Sterling latest selloff followed reports that Britain could lose £66 billion of tax revenues each year if the UK takes the plunge with a ‘hard Brexit’
The pound was down 0.61 per cent at $1.2290 against the dollar in early trading on Tuesday - this would be a new 31-year low for the currency, if you ignored the flash crash that sent sterling tumbling by more than 6 per cent on Friday.
At noon, the pound was still at trading at less than $1.23.
Sterling has also lost fresh ground against the euro, down 0.33 per cent to €1.106.
At lunchtime The FTSE 100 index has reached a new all-time intraday high, up 30 points at 7129. This breaks the previous record set in April 2015.
The index was at 7,115.47 at noon - a rise of just 0.25 per cent or 1786 points.
The currency has been this year’s worst performer among 32 major currencies tracked by Bloomberg.
Kit Juckes, currency expert at Societe Generale, said she fears that the weakness of the pound could spread to other assets, such as government bonds and shares.
"In real effective terms, sterling is 10% lower than it was in 1992 after leaving the ERM and is now weaker than it was after Lehman."
"Press comment is now shifting to embracing the positive effects of a weak pound and in due course that’ll be true but any further weakness from here might simply reflect loss of confidence and be bad for UK assets (gilts, equities, house prices, you name it...) in general."
Sterling has been under pressure for more than a week as Prime ministers Theresa May at the Conservative Party conference hinted she would opt for a “hard Brexit” settlement that sacrifices access to the single market and prioritises stricter immigration controls.
Brexit Secretary David Davis dismissed calls for him and his fellow ministers to be "careful with their words" to prevent further volatility and sharp declines.
He told parliament on Monday: “There will be lots of speculative comments in the next two-and-a-half-years that will drive the pound down and up and down and up and there is little we can do about that.”
But currency experts expect the pound to remain under pressure against the dollar on continued fears about the UK economic outlook.
Kathleen Brooks, research director of City Index, said she feared political talk of a “hard Brexit” had made the pound “toxic” as speculators bet against it.
Neil Wilson of City firm ETX Capital said the“sharp moves” in the value of the pound could drive sterling down to $1.20.
He said: "GBP/USD crashed through the $1.23 handle to around 1.2284, its lowest level since last week’s gyrations.
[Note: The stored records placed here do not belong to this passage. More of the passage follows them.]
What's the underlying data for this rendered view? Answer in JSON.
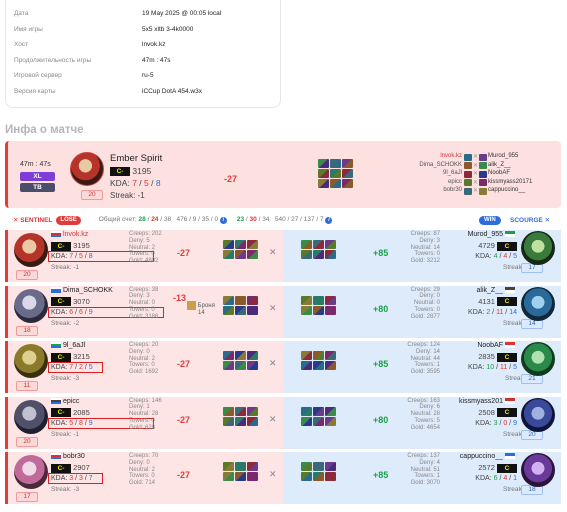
{
  "info": {
    "rows": [
      {
        "key": "Дата",
        "value": "19 May 2025 @ 00:05 local"
      },
      {
        "key": "Имя игры",
        "value": "5x5 xltb 3-4k0000"
      },
      {
        "key": "Хост",
        "value": "lnvok.kz"
      },
      {
        "key": "Продолжительность игры",
        "value": "47m : 47s"
      },
      {
        "key": "Игровой сервер",
        "value": "ru-5"
      },
      {
        "key": "Версия карты",
        "value": "iCCup DotA 454.w3x"
      }
    ]
  },
  "section_title": "Инфа о матче",
  "summary": {
    "duration": "47m : 47s",
    "mode": "XL",
    "mode2": "TB",
    "level": "20",
    "hero": "Ember Spirit",
    "rank": "C-",
    "rating": "3195",
    "kda_label": "KDA: ",
    "kills": "7",
    "deaths": "5",
    "assists": "8",
    "streak": "Streak: -1",
    "delta": "-27",
    "players_left": [
      "lnvok.kz",
      "Dima_SCHOKK",
      "9l_6aJl",
      "epicc",
      "bobr30"
    ],
    "players_right": [
      "Murod_955",
      "alik_Z__",
      "NoobAF",
      "kissmyass20171",
      "cappuccino__"
    ]
  },
  "header": {
    "sentinel": "SENTINEL",
    "lose": "LOSE",
    "total_label": "Общий счет:",
    "s_kills": "28",
    "s_deaths": "24",
    "s_assists": "38",
    "s_extra": "476 / 9 / 35 / 0",
    "c_kills": "23",
    "c_deaths": "30",
    "c_assists": "34",
    "c_extra": "540 / 27 / 137 / 7",
    "win": "WIN",
    "scourge": "SCOURGE"
  },
  "players": [
    {
      "name": "lnvok.kz",
      "rank": "C-",
      "rating": "3195",
      "k": "7",
      "d": "5",
      "a": "8",
      "streak": "Streak: -1",
      "level": "20",
      "stats": [
        "Creeps: 202",
        "Deny: 5",
        "Neutral: 2",
        "Towers: 0",
        "Gold: 4802"
      ],
      "delta": "-27",
      "opp_name": "Murod_955",
      "opp_rank": "C",
      "opp_rating": "4729",
      "ok": "4",
      "od": "4",
      "oa": "5",
      "opp_streak": "Streak: 2",
      "opp_level": "17",
      "opp_stats": [
        "Creeps: 87",
        "Deny: 3",
        "Neutral: 14",
        "Towers: 0",
        "Gold: 3212"
      ],
      "opp_delta": "+85"
    },
    {
      "name": "Dima_SCHOKK",
      "rank": "C-",
      "rating": "3070",
      "k": "6",
      "d": "6",
      "a": "9",
      "streak": "Streak: -2",
      "level": "18",
      "stats": [
        "Creeps: 38",
        "Deny: 3",
        "Neutral: 0",
        "Towers: 0",
        "Gold: 3186"
      ],
      "delta": "-13",
      "extra": "Броня",
      "extra_val": "14",
      "opp_name": "alik_Z__",
      "opp_rank": "C",
      "opp_rating": "4131",
      "ok": "2",
      "od": "11",
      "oa": "14",
      "opp_streak": "Streak: 1",
      "opp_level": "14",
      "opp_stats": [
        "Creeps: 29",
        "Deny: 0",
        "Neutral: 0",
        "Towers: 0",
        "Gold: 2877"
      ],
      "opp_delta": "+80"
    },
    {
      "name": "9l_6aJl",
      "rank": "C-",
      "rating": "3215",
      "k": "7",
      "d": "2",
      "a": "5",
      "streak": "Streak: -3",
      "level": "11",
      "stats": [
        "Creeps: 20",
        "Deny: 0",
        "Neutral: 2",
        "Towers: 0",
        "Gold: 1692"
      ],
      "delta": "-27",
      "opp_name": "NoobAF",
      "opp_rank": "C",
      "opp_rating": "2835",
      "ok": "10",
      "od": "11",
      "oa": "5",
      "opp_streak": "Streak: 2",
      "opp_level": "21",
      "opp_stats": [
        "Creeps: 124",
        "Deny: 14",
        "Neutral: 44",
        "Towers: 1",
        "Gold: 3595"
      ],
      "opp_delta": "+85"
    },
    {
      "name": "epicc",
      "rank": "C-",
      "rating": "2085",
      "k": "5",
      "d": "8",
      "a": "9",
      "streak": "Streak: -1",
      "level": "20",
      "stats": [
        "Creeps: 146",
        "Deny: 1",
        "Neutral: 28",
        "Towers: 0",
        "Gold: 628"
      ],
      "delta": "-27",
      "opp_name": "kissmyass201",
      "opp_rank": "C",
      "opp_rating": "2508",
      "ok": "3",
      "od": "0",
      "oa": "9",
      "opp_streak": "Streak: 1",
      "opp_level": "20",
      "opp_stats": [
        "Creeps: 163",
        "Deny: 6",
        "Neutral: 28",
        "Towers: 5",
        "Gold: 4654"
      ],
      "opp_delta": "+80"
    },
    {
      "name": "bobr30",
      "rank": "C-",
      "rating": "2907",
      "k": "3",
      "d": "3",
      "a": "7",
      "streak": "Streak: -3",
      "level": "17",
      "stats": [
        "Creeps: 70",
        "Deny: 0",
        "Neutral: 2",
        "Towers: 0",
        "Gold: 714"
      ],
      "delta": "-27",
      "opp_name": "cappuccino__",
      "opp_rank": "C",
      "opp_rating": "2572",
      "ok": "6",
      "od": "4",
      "oa": "1",
      "opp_streak": "Streak: 2",
      "opp_level": "18",
      "opp_stats": [
        "Creeps: 137",
        "Deny: 4",
        "Neutral: 51",
        "Towers: 1",
        "Gold: 3070"
      ],
      "opp_delta": "+85"
    }
  ]
}
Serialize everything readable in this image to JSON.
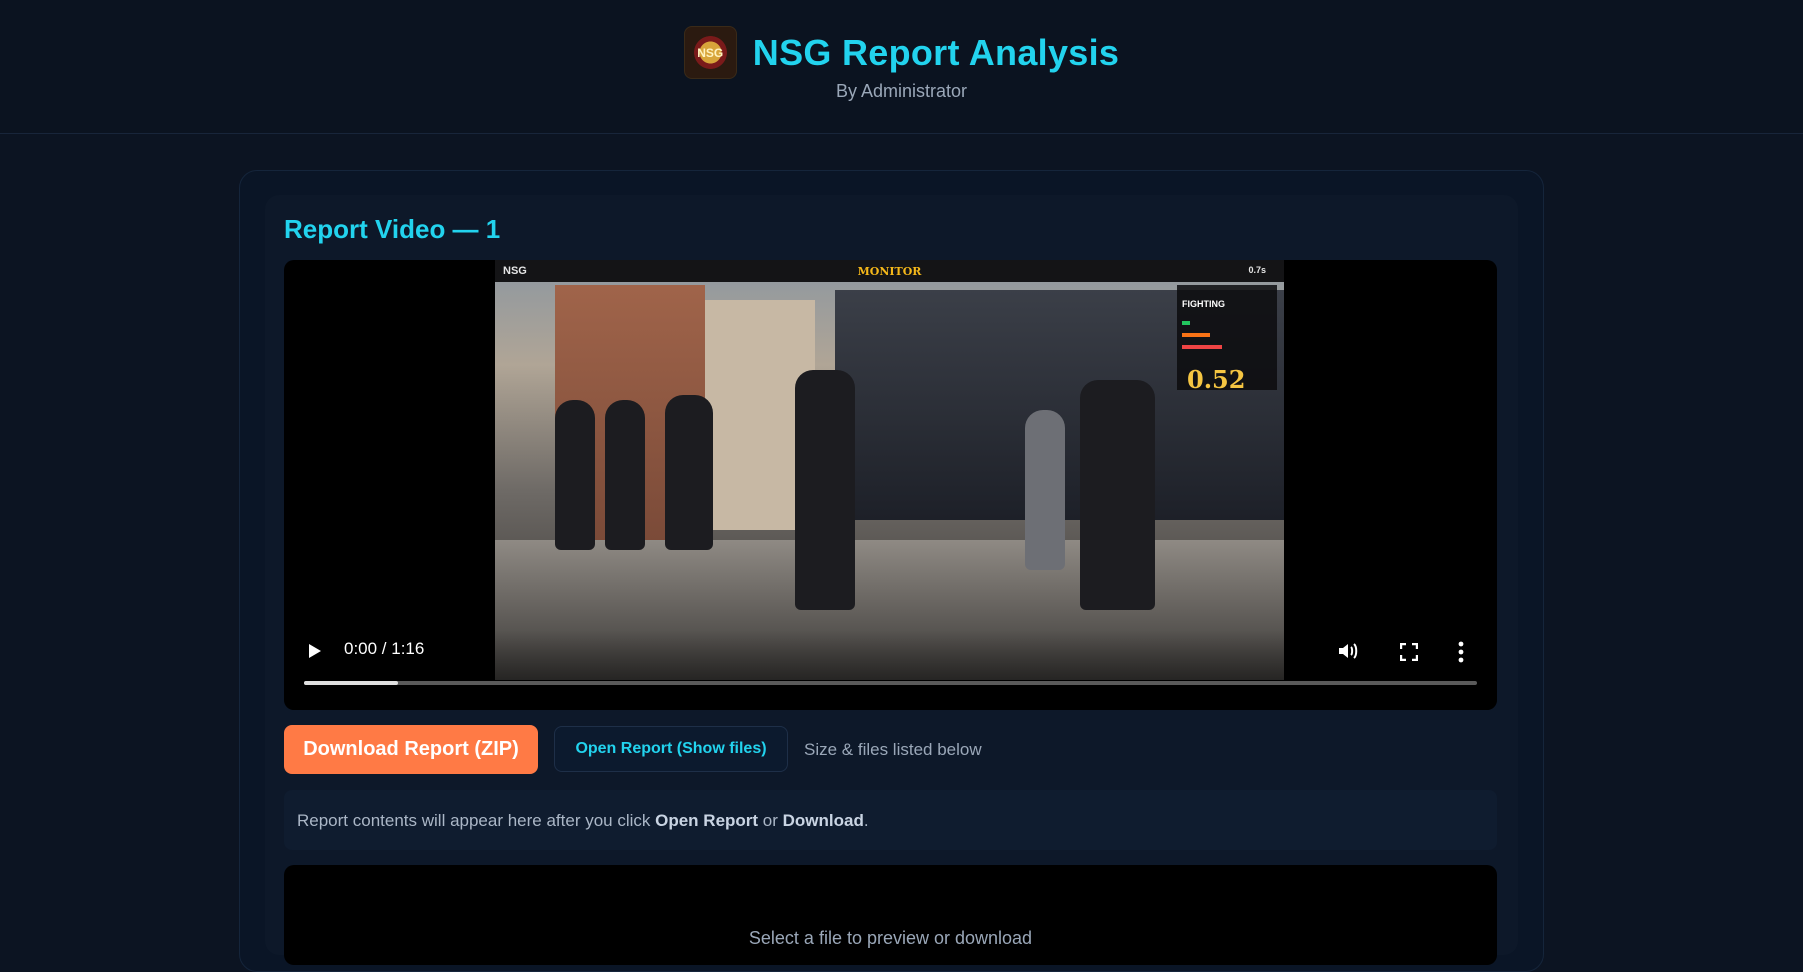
{
  "header": {
    "emblem_text": "NSG",
    "title": "NSG Report Analysis",
    "subtitle": "By Administrator"
  },
  "section": {
    "title": "Report Video — 1"
  },
  "video": {
    "time_display": "0:00 / 1:16",
    "progress_fraction": 0.08,
    "frame_overlay": {
      "left_label": "NSG",
      "center_label": "MONITOR",
      "right_label": "0.7s",
      "activity_label": "FIGHTING",
      "score": "0.52"
    },
    "icons": [
      "play-icon",
      "volume-icon",
      "fullscreen-icon",
      "more-options-icon"
    ]
  },
  "actions": {
    "download_label": "Download Report (ZIP)",
    "open_label": "Open Report (Show files)",
    "hint": "Size & files listed below"
  },
  "notice": {
    "prefix": "Report contents will appear here after you click ",
    "open_word": "Open Report",
    "middle": " or ",
    "download_word": "Download",
    "suffix": "."
  },
  "preview": {
    "placeholder": "Select a file to preview or download"
  },
  "colors": {
    "accent": "#22d3ee",
    "download_button": "#ff7a45",
    "background": "#0c1422"
  }
}
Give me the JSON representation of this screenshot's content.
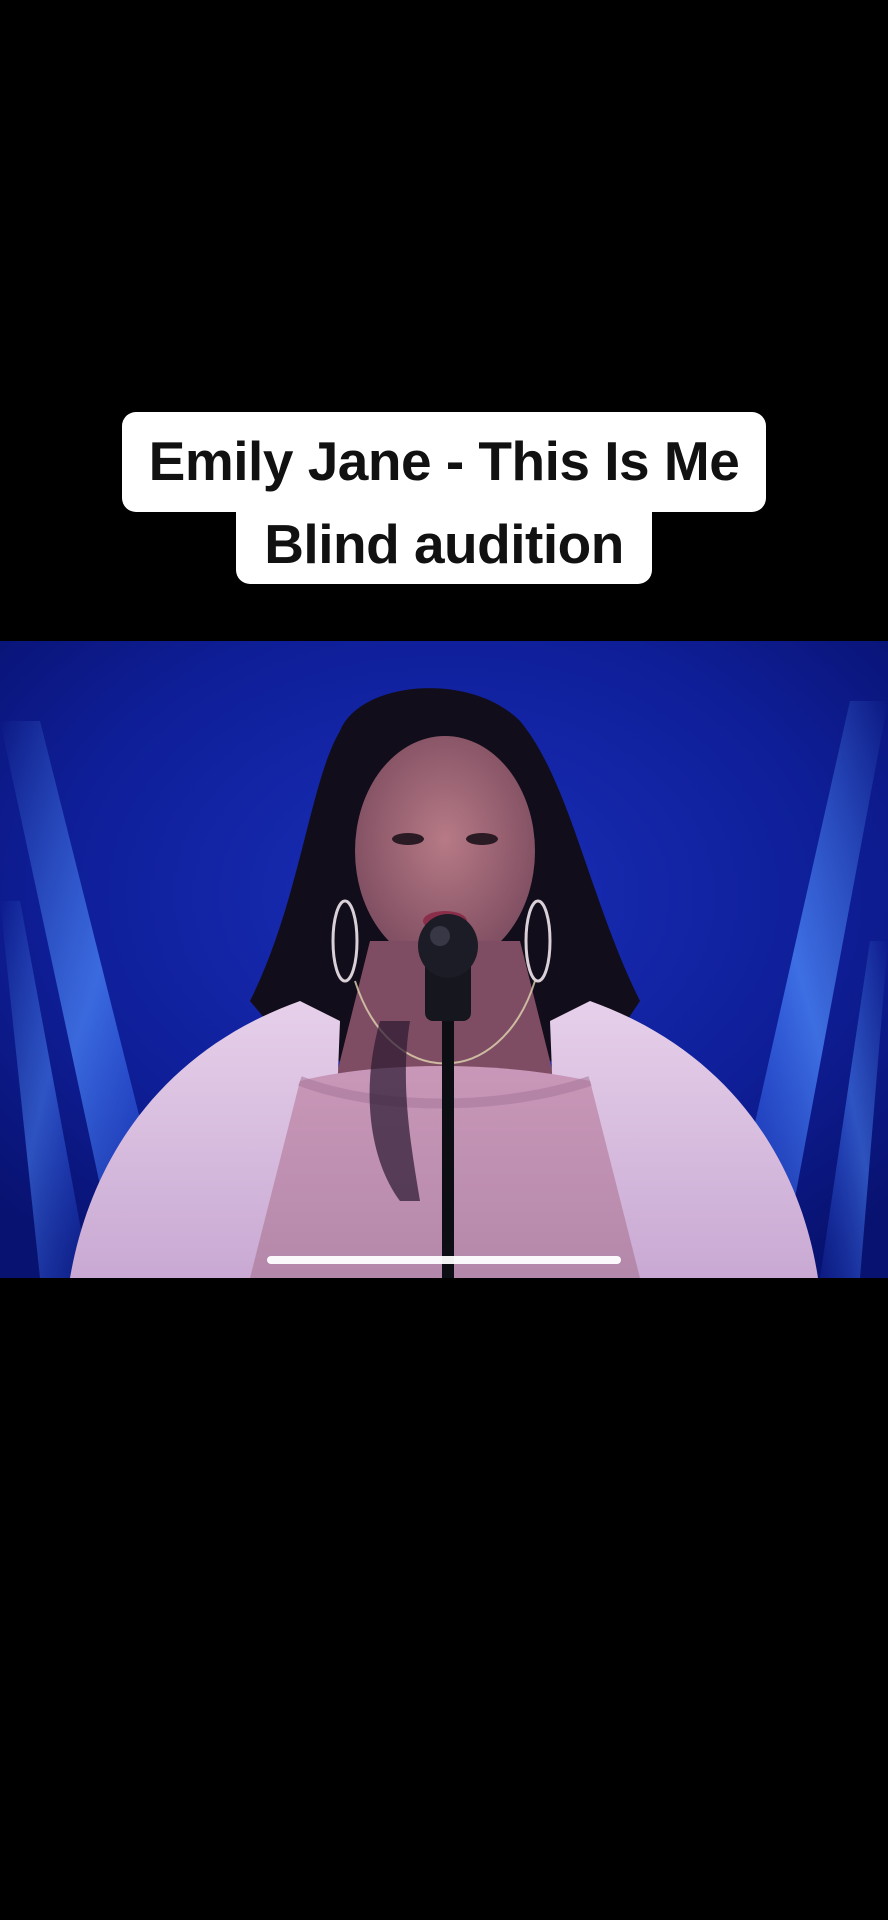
{
  "caption": {
    "line1": "Emily Jane - This Is Me",
    "line2": "Blind audition"
  },
  "video": {
    "description_icon": "video-frame",
    "stage_color": "#1a2fd6",
    "light_color": "#3a7bff"
  },
  "playback": {
    "progress": 1.0
  },
  "colors": {
    "background": "#000000",
    "caption_bg": "#ffffff",
    "caption_text": "#111111"
  }
}
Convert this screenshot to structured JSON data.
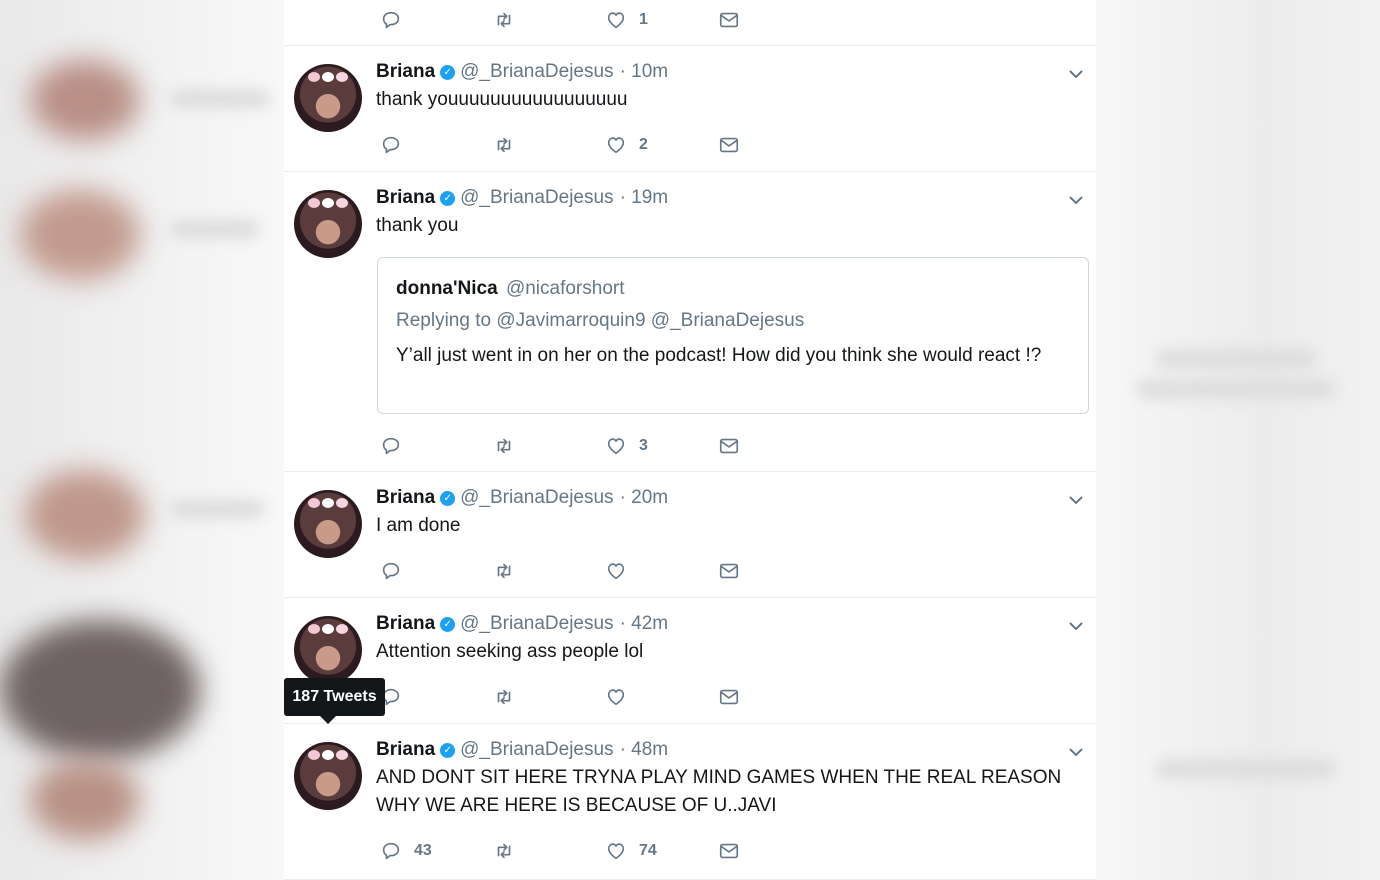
{
  "colors": {
    "accent": "#1da1f2",
    "muted": "#657786",
    "text": "#14171a",
    "border": "#e6ecf0"
  },
  "top_actions": {
    "likes": "1"
  },
  "tweets": [
    {
      "name": "Briana",
      "handle": "@_BrianaDejesus",
      "time": "· 10m",
      "text": "thank youuuuuuuuuuuuuuuuu",
      "replies": "",
      "retweets": "",
      "likes": "2"
    },
    {
      "name": "Briana",
      "handle": "@_BrianaDejesus",
      "time": "· 19m",
      "text": "thank you",
      "replies": "",
      "retweets": "",
      "likes": "3",
      "quote": {
        "name": "donna'Nica",
        "handle": "@nicaforshort",
        "replying": "Replying to @Javimarroquin9 @_BrianaDejesus",
        "text": "Y’all just went in on her on the podcast! How did you think she would react !?"
      }
    },
    {
      "name": "Briana",
      "handle": "@_BrianaDejesus",
      "time": "· 20m",
      "text": "I am done",
      "replies": "",
      "retweets": "",
      "likes": ""
    },
    {
      "name": "Briana",
      "handle": "@_BrianaDejesus",
      "time": "· 42m",
      "text": "Attention seeking ass people lol",
      "replies": "",
      "retweets": "",
      "likes": ""
    },
    {
      "name": "Briana",
      "handle": "@_BrianaDejesus",
      "time": "· 48m",
      "text": "AND DONT SIT HERE TRYNA PLAY MIND GAMES WHEN THE REAL REASON WHY WE ARE HERE IS BECAUSE OF U..JAVI",
      "replies": "43",
      "retweets": "",
      "likes": "74"
    }
  ],
  "tooltip": {
    "label": "187 Tweets"
  },
  "icons": {
    "reply": "reply-icon",
    "retweet": "retweet-icon",
    "like": "heart-icon",
    "dm": "envelope-icon",
    "verified": "verified-badge-icon",
    "caret": "chevron-down-icon"
  }
}
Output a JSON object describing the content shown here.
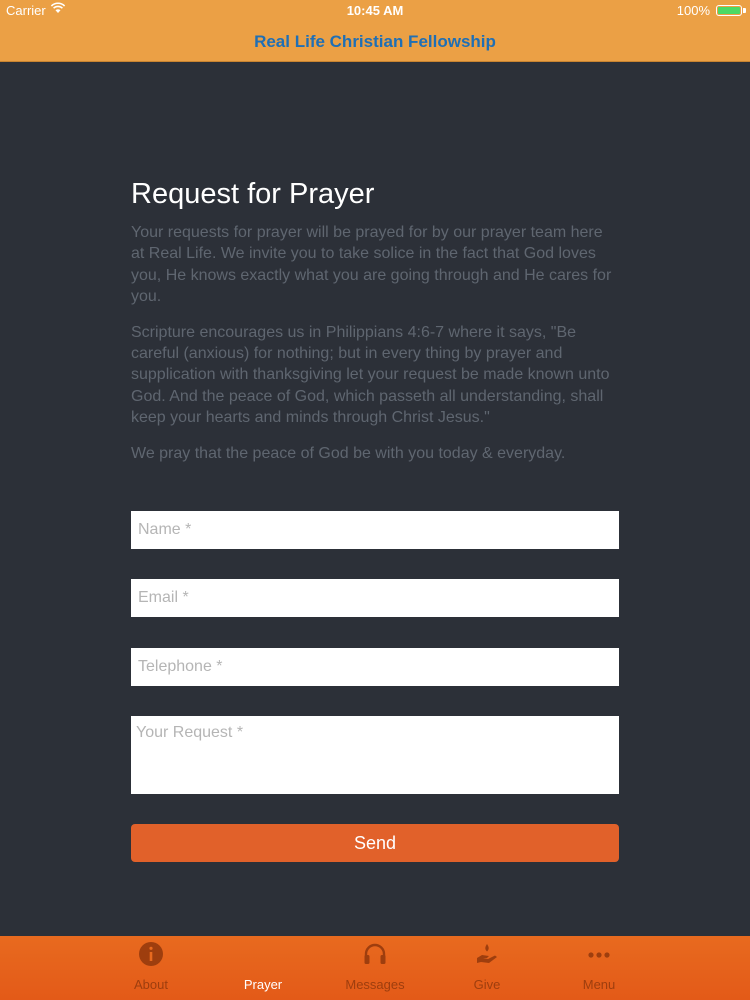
{
  "status_bar": {
    "carrier": "Carrier",
    "time": "10:45 AM",
    "battery": "100%",
    "battery_level": 1.0
  },
  "nav": {
    "title": "Real Life Christian Fellowship"
  },
  "page": {
    "heading": "Request for Prayer",
    "paragraphs": [
      "Your requests for prayer will be prayed for by our prayer team here at Real Life. We invite you to take solice in the fact that God loves you, He knows exactly what you are going through and He cares for you.",
      "Scripture encourages us in Philippians 4:6-7 where it says, \"Be careful (anxious) for nothing; but in every thing by prayer and supplication with thanksgiving let your request be made known unto God. And the peace of God, which passeth all understanding, shall keep your hearts and minds through Christ Jesus.\"",
      "We pray that the peace of God be with you today & everyday."
    ]
  },
  "form": {
    "name": {
      "value": "",
      "placeholder": "Name *"
    },
    "email": {
      "value": "",
      "placeholder": "Email *"
    },
    "telephone": {
      "value": "",
      "placeholder": "Telephone *"
    },
    "request": {
      "value": "",
      "placeholder": "Your Request *"
    },
    "send_label": "Send"
  },
  "tabbar": {
    "items": [
      {
        "label": "About",
        "icon": "info-icon",
        "active": false
      },
      {
        "label": "Prayer",
        "icon": "praying-hands-icon",
        "active": true
      },
      {
        "label": "Messages",
        "icon": "headphones-icon",
        "active": false
      },
      {
        "label": "Give",
        "icon": "hand-heart-icon",
        "active": false
      },
      {
        "label": "Menu",
        "icon": "more-dots-icon",
        "active": false
      }
    ]
  },
  "colors": {
    "header": "#eba045",
    "title": "#1f6fb5",
    "background": "#2c3038",
    "accent": "#e1612a",
    "tab_inactive": "#9e3e0e",
    "tab_active": "#ffffff"
  }
}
It’s not unreasonable to think that ferocious flash crash was just a very tentative toe in the water and the pound is now plunging headlong into the abyss."
"Sterling seems to be looking for a level and it’s really unclear where that could be and so bargain hunting is a risky game to play at the moment. The $1.20 handle earmarked by many before the referendum is definitely in play as everyone seems to be short sterling at present."
Goldman Sachs said its three-month forecast was for the pound to fall to $1.20, while Rabobank revised down its forecast for sterling after last week’s sharp falls and expects the pound to drop to $1.18 by mid-2017.
HSBC, meanwhile, predicted the pound will fall to $1.10 against the dollar and hit parity against the euro by the end of 2017.